Classical nonhomologous end-joining (C-NHEJ) repairs DNA double-stranded breaks (DSBs) throughout interphase but is thought to predominate in G1-phase when homologous recombination is unavailable. Complexes containing the Ku70/80 ("Ku") and XRCC4/Ligase IV (Lig4) core C-NHEJ factors are required, respectively, for sensing and joining DSBs. While such factors are exclusively required for joining RAG1/2-initiated DSBs during V(D)J recombination in G1-phase lymphocyte progenitors, cycling cells deficient for core C-NHEJ factors join chromosomal DSBs by alternative end-joining (A-EJ) pathways. Restriction of V(D)J recombination to C-NHEJ has been attributed to RAG-mediated exclusion of A-EJ; however, it remains unclear whether A-EJ is similarly excluded from more general DSBs in G1. Here, we report that Ku actively and robustly suppresses A-EJ of RAG1/2 and two classes of engineered endonuclease-mediated DSBs in G1-arrested progenitor B cell lines. Thus, while targeted DSBs remain as free broken ends in Lig4-deficient G1-arrested progenitor B cells, deletion of Ku70 in Lig4-deficient cells restores DSB rejoining and translocation to levels observed in Ku70-deficient counterparts. Correspondingly, while V(D)J recombination is abrogated in Ligase4-deficient lines, V(D)J-like joining occurs in Ku70-deficient and Ku70/Lig4 double-deficient lines through a translocation-based A-EJ mechanism. We conclude that in G1, Lig4-deficient progenitor B cells are functionally end-joining deficient due to a near complete Ku-dependent block in A-EJ. Thus, the differential impacts of Ku deficiency versus XRCC4/Ligase IV deficiency on V(D)J recombination, severity of neuronal apoptosis, and embryonic development, including Ku-deficiency rescuing Lig4-deficient embryonic lethality, may be explained by Ku-mediated inhibition of A-EJ in the G1 cell cycle phase. Overall design: We employed JoinT-seq, HTGTS-Rep-Rejoin and LAM-HTGTS to map genome-wide and rejoining repair outcome in G1-arrested murine pro-B cells and to elucidate the roles of Ku70 and Lig4 in repair pathway choice. We performed GRO-seq to study the gene transcription activity in cycling and G1-arrested v-Abl transformed pro-B cells.

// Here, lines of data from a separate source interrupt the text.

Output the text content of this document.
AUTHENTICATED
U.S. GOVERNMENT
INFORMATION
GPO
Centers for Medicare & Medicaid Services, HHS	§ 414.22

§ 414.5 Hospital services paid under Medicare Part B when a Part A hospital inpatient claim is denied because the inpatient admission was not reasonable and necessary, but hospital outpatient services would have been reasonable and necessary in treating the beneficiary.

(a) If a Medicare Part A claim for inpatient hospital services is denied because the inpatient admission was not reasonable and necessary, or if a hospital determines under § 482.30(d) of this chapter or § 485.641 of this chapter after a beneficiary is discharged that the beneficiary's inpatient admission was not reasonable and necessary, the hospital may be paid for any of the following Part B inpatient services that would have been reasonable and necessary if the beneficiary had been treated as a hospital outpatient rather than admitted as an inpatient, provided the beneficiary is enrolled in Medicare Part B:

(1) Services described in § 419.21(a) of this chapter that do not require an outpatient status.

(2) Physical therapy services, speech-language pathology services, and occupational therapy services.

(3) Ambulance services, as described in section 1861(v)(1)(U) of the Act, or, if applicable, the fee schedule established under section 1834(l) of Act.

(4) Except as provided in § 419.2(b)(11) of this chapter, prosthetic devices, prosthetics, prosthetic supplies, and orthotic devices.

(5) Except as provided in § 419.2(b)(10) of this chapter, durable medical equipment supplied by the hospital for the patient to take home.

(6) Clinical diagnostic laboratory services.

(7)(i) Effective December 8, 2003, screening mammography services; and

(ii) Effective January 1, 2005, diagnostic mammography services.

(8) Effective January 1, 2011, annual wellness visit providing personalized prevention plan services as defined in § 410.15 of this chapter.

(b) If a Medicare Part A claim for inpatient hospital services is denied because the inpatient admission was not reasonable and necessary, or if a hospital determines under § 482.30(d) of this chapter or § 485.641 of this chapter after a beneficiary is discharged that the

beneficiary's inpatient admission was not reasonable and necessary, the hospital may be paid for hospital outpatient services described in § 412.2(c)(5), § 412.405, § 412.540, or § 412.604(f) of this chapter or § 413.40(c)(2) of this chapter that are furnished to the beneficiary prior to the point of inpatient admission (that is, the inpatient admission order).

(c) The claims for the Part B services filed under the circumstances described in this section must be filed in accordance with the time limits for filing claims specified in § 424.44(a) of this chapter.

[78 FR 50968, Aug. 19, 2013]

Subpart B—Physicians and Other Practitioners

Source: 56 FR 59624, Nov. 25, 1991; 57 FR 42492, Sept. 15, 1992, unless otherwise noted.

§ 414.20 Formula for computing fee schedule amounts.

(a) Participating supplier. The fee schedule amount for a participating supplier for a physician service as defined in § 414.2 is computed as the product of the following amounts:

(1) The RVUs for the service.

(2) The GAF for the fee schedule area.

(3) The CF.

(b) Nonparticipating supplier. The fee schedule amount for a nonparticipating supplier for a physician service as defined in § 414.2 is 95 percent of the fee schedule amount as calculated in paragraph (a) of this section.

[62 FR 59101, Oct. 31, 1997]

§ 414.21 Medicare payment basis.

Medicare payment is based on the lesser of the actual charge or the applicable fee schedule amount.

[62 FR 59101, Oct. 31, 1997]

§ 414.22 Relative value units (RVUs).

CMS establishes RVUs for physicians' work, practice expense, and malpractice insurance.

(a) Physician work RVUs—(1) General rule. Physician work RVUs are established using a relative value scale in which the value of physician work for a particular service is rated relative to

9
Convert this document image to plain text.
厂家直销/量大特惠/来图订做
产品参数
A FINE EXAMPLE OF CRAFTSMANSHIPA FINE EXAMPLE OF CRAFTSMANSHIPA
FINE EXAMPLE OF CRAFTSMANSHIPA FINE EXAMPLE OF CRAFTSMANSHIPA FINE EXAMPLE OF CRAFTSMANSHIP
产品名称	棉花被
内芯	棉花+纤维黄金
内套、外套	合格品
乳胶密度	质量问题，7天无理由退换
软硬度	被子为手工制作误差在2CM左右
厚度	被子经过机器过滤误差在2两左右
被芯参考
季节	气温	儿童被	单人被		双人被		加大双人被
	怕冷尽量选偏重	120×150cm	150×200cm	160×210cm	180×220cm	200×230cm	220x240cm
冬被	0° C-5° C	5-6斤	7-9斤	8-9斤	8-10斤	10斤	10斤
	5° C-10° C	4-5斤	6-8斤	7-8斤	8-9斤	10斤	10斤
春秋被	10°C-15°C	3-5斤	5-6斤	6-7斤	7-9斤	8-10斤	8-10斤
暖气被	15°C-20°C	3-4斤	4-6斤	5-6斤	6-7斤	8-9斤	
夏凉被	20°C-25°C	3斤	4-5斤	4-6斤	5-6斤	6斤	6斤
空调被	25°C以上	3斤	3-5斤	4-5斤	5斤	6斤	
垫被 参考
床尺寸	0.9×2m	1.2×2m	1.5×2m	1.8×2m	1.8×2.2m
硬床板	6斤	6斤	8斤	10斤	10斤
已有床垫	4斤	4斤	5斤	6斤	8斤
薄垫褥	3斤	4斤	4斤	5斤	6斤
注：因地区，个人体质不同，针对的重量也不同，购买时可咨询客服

经典非同源末端连接（Classical nonhomologous end-joining, C-NHEJ）可在整个细胞间期修复DNA双链断裂（DNA double-stranded breaks, DSBs），但被认为在同源重组无法激活的G1期占据主导地位。包含核心C-NHEJ因子Ku70/80（简称Ku）与XRCC4/连接酶IV（XRCC4/Ligase IV, Lig4）的复合物，分别负责感知并连接DSBs。尽管这类因子是G1期淋巴细胞祖细胞中V(D)J重排（V(D)J recombination）过程中RAG1/2起始的DSB连接所必需的专属因子，但核心C-NHEJ因子缺陷的增殖细胞，可通过替代性末端连接（alternative end-joining, A-EJ）通路完成染色体DSB的连接。V(D)J重排仅能通过C-NHEJ完成这一现象，曾被归因于RAG介导的A-EJ通路排除；然而目前仍不清楚，A-EJ是否同样会被排除在G1期更广泛的DSB修复之外。本研究证实，Ku可在G1期阻滞的祖B细胞系中，强力且特异性地抑制RAG1/2与两类工程核酸酶介导的DSB的A-EJ修复。具体而言，在连接酶IV缺陷的G1期阻滞祖B细胞中，靶向诱导的DSB仍以游离断裂末端形式存在；而在连接酶IV缺陷的细胞中敲除Ku70，可恢复DSB重接与染色体易位的水平，达到与Ku70缺陷细胞相当的程度。相应地，尽管连接酶IV缺陷细胞系中的V(D)J重排完全被消除，但在Ku70缺陷以及Ku70与Lig4双缺陷的细胞系中，可通过基于易位的A-EJ机制发生类V(D)J重接。我们由此得出结论：在G1期，连接酶IV缺陷的祖B细胞存在功能性末端连接缺陷，这是因为A-EJ通路受到近乎完全的Ku依赖性阻滞。因此，Ku缺陷与XRCC4/Ligase IV缺陷对V(D)J重排、神经元凋亡严重程度以及胚胎发育的差异化影响——包括Ku缺陷可挽救Lig4缺陷导致的胚胎致死性——均可通过G1细胞周期时相中Ku介导的A-EJ通路抑制得以解释。实验整体设计：本研究采用JoinT-seq、HTGTS-Rep-Rejoin与LAM-HTGTS技术，对G1期阻滞的小鼠原B细胞开展全基因组定位与重接修复结局分析，以阐明Ku70与Lig4在修复通路选择中的作用。我们还通过GRO-seq技术，研究了增殖及G1期阻滞的v-Abl转化原B细胞中的基因转录活性。